Dana Milbank had an interesting item yesterday about apologies, or the lack thereof, in today’s political discourse. It seemed to me, though, that there was a trend that Milbank may have missed.
Perhaps we could arrange for a group apology. It would certainly save time.
The capital has been racked by a bipartisan barrage of incautious remarks this year — a bull market in over-the-top rhetoric — as Democrats and Republicans take turns expressing outrage that the other side has crossed the line.
Thursday, it was the Democrats’ turn to be outraged, after they learned that President Bush’s chief political adviser, Karl Rove, said in a speech Wednesday night that “liberals saw the savagery of the 9/11 attacks and wanted to prepare indictments and offer therapy and understanding for our attackers.”
That blast — which the White House defended as accurate and fair — took the heat off Sen. Richard J. Durbin (D-Ill.), who apologized Tuesday on the Senate floor for saying, a week earlier, that what Americans had done to detainees was similar to what was “done by Nazis.”

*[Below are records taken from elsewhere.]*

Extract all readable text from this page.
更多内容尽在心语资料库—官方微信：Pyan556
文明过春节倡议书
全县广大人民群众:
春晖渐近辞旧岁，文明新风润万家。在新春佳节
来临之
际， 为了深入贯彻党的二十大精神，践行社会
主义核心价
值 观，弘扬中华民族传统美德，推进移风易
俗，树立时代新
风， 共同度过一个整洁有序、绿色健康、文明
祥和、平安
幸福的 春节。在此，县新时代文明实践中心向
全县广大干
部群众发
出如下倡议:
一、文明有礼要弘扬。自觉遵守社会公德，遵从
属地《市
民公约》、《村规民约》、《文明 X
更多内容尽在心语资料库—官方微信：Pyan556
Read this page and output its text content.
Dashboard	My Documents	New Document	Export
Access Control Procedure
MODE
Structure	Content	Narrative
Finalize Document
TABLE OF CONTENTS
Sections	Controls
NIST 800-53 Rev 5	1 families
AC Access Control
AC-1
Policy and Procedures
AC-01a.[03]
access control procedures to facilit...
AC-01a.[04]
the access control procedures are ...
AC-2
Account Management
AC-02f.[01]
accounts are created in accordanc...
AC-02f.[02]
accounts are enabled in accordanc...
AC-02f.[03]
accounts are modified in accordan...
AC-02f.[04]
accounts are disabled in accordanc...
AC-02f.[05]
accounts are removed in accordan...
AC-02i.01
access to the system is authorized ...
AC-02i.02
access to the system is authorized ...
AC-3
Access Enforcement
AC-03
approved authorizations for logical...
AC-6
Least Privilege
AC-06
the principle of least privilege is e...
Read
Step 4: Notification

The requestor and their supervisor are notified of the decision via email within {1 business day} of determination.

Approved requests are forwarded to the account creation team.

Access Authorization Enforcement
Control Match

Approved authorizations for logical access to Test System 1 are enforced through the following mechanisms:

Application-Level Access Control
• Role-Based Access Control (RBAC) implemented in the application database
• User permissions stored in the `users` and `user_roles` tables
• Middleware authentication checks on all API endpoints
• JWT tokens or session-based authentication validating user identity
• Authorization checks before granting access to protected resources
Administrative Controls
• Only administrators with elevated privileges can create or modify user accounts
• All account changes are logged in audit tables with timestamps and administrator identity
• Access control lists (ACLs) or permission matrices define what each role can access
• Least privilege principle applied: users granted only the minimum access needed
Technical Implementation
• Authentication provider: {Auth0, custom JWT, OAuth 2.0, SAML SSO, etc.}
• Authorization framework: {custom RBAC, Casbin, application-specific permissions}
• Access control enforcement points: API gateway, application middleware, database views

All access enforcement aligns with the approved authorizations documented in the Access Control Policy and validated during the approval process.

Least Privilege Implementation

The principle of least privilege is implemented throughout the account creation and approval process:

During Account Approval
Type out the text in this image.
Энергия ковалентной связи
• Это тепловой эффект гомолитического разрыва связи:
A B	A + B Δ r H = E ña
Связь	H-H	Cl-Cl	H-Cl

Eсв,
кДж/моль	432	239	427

The Durbin mea culpa, in turn, moved the spotlight away from Rep. John N. Hostettler (R-Ind.), who accused Democrats of “denigrating and demonizing Christians.”
Milbank emphasized that the rhetoric dominating political discourse seems to be growing coarser. I think that’s probably true, but in noting that we could use a “group apology,” Milbank failed to notice that only one side of these fights seems willing to join the group.
Consider the four examples Milbank mentioned: Durbin compared our detainee policies to that of totalitarian regimes and Harry Reid called Bush a loser. Rove effectively accused Dems of treason, while Hostettler insisted Dems hate Christianity. Durbin and Reid were talking off the cuff, Rove and Hostettler were reading from prepared texts. Durbin and Reid apologized. Rove and Hostettler did not.
I think there may be a trend here. When Sen. John Cornyn (R-Tex.) made excuses for violence against judges, Dems demanded an apology. He declined and lashed out at his critics. When Bill Frist said Dems want to “assassinate [Bush judicial] nominees,” Dems demanded an apology. Frist declined, too.
Likewise, Rick Santorum didn’t apologize for comparing Dems to Nazis; Rep. Jim Gibbons (R-Nev.) didn’t apologize for saying he believes American liberals should be on the front lines in Iraq; Indiana Gov. Mitch Daniels (R) refused to apologize for comparing Dems in the legislature to terrorists, Dick Cheney didn’t apologize for telling Pat Leahy to “go f— himself,” then-Education Secretary Rod Paige didn’t apologize for calling the National Education Association a ” terrorist organization”; and none of the Republican senators who called John Kerry a “communist” apologized.
Milbank may be right, and political apologies may be a lost art, but it seems Dems are willing to offer them, but Republicans, no matter how over the top their rhetoric gets, aren’t willing to do the same. Indeed, the GOP strategy is clear: when a Dem says something intemperate, demand an apology and create a media firestorm. When a Republican says something excessive, ignore calls for apologies and wait for Dems to stop asking for one.
What’s the lesson here? Being a Republican means never having to say you’re sorry.